No matter that the Official Baseball Rules have a slightly different take on what happened when St. Louis runner Allen Craig tripped over Boston third baseman Will Middlebrooks in Game 3 late Saturday night.
But anytime someone scores the winning run with two outs in the bottom of the ninth inning without even touching home plate _ called safe on an extremely rare ruling by an umpire _ it’s bound to cause a little ruckus.
“Umps made the right call last night. I still put my fist thru the wall. And I’m in a hotel so it was expensive,” comedian and Massachusetts native Denis Leary tweeted.
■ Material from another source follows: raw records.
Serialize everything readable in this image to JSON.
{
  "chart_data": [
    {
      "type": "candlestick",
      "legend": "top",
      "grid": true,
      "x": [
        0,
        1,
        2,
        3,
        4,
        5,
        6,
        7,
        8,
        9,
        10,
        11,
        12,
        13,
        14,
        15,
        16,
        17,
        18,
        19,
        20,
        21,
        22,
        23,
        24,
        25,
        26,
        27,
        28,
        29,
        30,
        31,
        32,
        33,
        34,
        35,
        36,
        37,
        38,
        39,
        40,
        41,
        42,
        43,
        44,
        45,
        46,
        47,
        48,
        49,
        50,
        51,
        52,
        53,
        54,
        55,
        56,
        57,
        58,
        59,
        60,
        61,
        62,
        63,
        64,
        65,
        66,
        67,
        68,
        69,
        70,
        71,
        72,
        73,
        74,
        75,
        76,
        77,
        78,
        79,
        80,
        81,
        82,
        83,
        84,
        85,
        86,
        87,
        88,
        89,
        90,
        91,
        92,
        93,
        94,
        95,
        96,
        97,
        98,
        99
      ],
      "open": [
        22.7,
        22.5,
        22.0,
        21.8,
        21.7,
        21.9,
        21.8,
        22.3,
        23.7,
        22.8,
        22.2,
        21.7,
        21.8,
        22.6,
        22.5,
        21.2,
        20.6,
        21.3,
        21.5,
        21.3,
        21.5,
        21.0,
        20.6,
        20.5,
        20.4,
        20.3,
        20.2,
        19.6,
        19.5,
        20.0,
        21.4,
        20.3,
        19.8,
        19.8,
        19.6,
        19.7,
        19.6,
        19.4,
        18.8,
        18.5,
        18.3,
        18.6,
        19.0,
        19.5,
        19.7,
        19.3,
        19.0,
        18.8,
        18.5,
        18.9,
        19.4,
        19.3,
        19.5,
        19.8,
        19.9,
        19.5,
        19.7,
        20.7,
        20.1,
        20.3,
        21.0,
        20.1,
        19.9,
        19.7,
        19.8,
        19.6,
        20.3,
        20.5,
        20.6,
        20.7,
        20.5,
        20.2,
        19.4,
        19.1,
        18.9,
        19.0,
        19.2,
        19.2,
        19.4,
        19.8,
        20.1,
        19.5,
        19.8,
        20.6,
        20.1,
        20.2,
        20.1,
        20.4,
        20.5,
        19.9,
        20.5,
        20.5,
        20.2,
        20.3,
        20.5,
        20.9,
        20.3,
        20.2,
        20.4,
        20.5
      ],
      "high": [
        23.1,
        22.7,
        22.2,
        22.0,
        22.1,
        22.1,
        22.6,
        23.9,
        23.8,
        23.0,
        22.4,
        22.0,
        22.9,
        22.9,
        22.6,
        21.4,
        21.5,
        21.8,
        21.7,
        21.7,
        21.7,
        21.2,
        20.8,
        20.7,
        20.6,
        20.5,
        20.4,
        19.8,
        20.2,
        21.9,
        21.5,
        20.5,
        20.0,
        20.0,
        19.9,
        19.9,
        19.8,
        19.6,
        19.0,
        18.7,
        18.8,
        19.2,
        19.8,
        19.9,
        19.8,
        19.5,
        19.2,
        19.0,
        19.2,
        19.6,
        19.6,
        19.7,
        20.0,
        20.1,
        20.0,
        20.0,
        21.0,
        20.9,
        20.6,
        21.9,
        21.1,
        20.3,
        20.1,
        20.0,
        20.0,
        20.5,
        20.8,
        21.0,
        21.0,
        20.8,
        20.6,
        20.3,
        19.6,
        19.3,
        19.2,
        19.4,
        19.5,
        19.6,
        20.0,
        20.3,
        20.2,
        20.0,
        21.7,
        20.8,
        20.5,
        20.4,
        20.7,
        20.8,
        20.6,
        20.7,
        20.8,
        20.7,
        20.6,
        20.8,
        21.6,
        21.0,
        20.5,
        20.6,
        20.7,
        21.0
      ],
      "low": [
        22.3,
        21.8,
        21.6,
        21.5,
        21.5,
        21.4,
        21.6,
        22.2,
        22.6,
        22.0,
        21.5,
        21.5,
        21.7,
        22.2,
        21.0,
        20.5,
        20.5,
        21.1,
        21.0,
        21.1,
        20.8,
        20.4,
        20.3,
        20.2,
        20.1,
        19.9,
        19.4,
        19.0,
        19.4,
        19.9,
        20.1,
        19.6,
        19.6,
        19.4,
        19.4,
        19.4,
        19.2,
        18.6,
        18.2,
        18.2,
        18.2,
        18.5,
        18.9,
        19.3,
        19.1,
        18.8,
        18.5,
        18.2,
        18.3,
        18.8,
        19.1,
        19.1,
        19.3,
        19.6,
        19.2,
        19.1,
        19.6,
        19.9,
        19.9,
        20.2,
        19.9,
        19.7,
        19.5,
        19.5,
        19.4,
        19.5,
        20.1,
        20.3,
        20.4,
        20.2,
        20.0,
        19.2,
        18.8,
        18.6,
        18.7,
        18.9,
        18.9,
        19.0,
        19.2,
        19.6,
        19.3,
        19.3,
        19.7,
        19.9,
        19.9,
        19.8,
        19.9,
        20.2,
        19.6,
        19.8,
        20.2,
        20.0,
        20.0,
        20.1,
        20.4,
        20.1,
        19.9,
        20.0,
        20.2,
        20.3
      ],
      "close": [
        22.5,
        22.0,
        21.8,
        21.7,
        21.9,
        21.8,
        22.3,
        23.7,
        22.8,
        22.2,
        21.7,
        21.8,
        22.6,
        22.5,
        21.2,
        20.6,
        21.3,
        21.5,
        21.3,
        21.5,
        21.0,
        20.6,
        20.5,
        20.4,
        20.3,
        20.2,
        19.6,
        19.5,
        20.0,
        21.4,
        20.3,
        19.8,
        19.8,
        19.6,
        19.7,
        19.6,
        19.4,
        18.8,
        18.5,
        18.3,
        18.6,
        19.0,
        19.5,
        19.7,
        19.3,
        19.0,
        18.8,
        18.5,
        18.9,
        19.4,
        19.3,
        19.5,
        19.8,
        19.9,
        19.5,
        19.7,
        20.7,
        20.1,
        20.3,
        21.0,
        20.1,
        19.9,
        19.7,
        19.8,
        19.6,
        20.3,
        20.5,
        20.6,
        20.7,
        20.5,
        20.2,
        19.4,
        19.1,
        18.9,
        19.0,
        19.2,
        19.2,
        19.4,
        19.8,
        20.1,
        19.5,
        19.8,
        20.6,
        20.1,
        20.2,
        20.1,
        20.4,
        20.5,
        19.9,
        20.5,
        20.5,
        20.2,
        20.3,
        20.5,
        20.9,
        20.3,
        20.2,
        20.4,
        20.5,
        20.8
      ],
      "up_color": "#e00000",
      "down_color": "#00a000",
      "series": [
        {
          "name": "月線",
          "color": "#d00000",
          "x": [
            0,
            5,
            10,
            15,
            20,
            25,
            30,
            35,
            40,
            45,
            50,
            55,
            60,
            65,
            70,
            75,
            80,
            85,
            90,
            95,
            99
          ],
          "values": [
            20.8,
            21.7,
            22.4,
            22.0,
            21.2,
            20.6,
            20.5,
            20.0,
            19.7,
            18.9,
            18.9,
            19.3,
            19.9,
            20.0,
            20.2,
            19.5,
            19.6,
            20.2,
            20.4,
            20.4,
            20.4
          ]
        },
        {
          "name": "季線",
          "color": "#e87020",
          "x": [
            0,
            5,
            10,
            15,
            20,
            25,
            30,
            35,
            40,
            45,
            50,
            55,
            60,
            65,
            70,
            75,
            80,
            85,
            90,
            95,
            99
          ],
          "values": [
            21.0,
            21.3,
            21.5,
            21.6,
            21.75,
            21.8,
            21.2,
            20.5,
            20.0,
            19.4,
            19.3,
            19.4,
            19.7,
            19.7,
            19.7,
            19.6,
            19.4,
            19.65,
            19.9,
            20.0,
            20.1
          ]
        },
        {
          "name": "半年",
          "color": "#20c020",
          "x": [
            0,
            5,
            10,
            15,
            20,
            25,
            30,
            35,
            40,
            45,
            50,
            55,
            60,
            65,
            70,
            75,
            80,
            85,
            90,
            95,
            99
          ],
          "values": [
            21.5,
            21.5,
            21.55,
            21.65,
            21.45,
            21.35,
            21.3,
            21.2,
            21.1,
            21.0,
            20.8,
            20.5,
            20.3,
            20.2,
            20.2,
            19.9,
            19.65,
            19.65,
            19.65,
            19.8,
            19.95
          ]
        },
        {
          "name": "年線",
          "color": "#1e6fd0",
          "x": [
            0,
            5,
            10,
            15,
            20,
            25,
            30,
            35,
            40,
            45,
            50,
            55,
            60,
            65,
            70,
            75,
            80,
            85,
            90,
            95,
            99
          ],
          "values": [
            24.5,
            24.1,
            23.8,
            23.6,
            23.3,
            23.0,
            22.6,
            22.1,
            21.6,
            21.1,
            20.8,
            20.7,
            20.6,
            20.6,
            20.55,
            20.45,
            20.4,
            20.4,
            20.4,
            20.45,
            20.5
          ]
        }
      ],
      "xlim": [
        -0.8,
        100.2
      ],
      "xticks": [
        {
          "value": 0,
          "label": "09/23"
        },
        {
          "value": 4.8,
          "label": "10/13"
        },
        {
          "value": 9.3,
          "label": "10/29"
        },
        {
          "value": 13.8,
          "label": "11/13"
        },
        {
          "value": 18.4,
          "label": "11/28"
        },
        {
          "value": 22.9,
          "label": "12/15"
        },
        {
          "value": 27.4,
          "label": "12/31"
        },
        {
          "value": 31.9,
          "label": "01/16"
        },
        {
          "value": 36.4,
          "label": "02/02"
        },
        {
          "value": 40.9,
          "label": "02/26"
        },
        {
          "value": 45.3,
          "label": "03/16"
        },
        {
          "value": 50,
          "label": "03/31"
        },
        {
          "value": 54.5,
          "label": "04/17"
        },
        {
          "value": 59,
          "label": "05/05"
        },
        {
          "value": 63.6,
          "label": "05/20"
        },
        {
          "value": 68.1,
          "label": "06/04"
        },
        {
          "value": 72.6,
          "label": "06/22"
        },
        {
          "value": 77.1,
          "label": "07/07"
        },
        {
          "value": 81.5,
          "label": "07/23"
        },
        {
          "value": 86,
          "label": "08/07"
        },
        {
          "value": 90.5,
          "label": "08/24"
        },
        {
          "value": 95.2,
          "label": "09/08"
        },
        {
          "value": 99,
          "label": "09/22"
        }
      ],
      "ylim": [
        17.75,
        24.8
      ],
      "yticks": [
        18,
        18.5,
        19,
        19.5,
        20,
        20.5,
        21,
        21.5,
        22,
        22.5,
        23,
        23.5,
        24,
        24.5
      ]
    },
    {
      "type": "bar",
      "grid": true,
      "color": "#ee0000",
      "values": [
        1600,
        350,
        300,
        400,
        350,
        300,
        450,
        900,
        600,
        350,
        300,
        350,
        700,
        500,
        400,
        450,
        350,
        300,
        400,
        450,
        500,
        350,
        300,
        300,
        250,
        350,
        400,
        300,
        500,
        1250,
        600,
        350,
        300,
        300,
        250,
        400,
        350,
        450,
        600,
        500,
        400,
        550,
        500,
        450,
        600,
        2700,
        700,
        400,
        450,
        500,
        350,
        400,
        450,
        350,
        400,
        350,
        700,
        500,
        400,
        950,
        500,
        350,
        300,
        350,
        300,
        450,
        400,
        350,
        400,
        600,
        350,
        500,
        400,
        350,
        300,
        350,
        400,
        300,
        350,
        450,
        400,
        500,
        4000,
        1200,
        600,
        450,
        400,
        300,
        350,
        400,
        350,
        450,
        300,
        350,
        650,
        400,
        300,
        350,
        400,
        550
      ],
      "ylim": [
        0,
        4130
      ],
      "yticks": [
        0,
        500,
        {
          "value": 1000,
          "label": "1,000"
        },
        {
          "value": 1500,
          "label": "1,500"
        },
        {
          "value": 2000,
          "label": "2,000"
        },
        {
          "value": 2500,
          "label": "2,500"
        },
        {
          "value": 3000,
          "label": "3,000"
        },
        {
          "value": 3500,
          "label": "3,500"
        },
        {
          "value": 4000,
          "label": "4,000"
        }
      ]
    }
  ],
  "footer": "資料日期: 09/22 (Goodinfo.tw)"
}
And it gave St. Louis a 5-4 win at Busch Stadium and a 2-1 edge.
“As a baseball fan, you hate to see a game end like that,” pitcher Adam Wainwright said Sunday before Game 4. “Obviously I’m on the Cardinals, so I’m fortunate the rule is the way it is. And you hate to say it, but he impeded the process of running home.”
“But I totally understand why Red Sox players would be upset about that. That is just a horrible way to lose a baseball game, no question about it,” he said.
Said Red Sox manager John Farrell: “It wasn’t a normal night of sleep, I know that.”
For more than a century, the World Series has delivered dramatic endings _ Kirk Gibson’s homer, Carlton Fisk’s shot, David Freese’s drive on this very same field in 2011.
There have been plenty of kooky plays _ Reggie Jackson turning his hip to get hit by a throw, Roger Clemens throwing part of a broken bat toward Mike Piazza, an out in the 1970 Series when the catcher missed the runner and the runner missed the plate.
But no one had seen anything quite like this.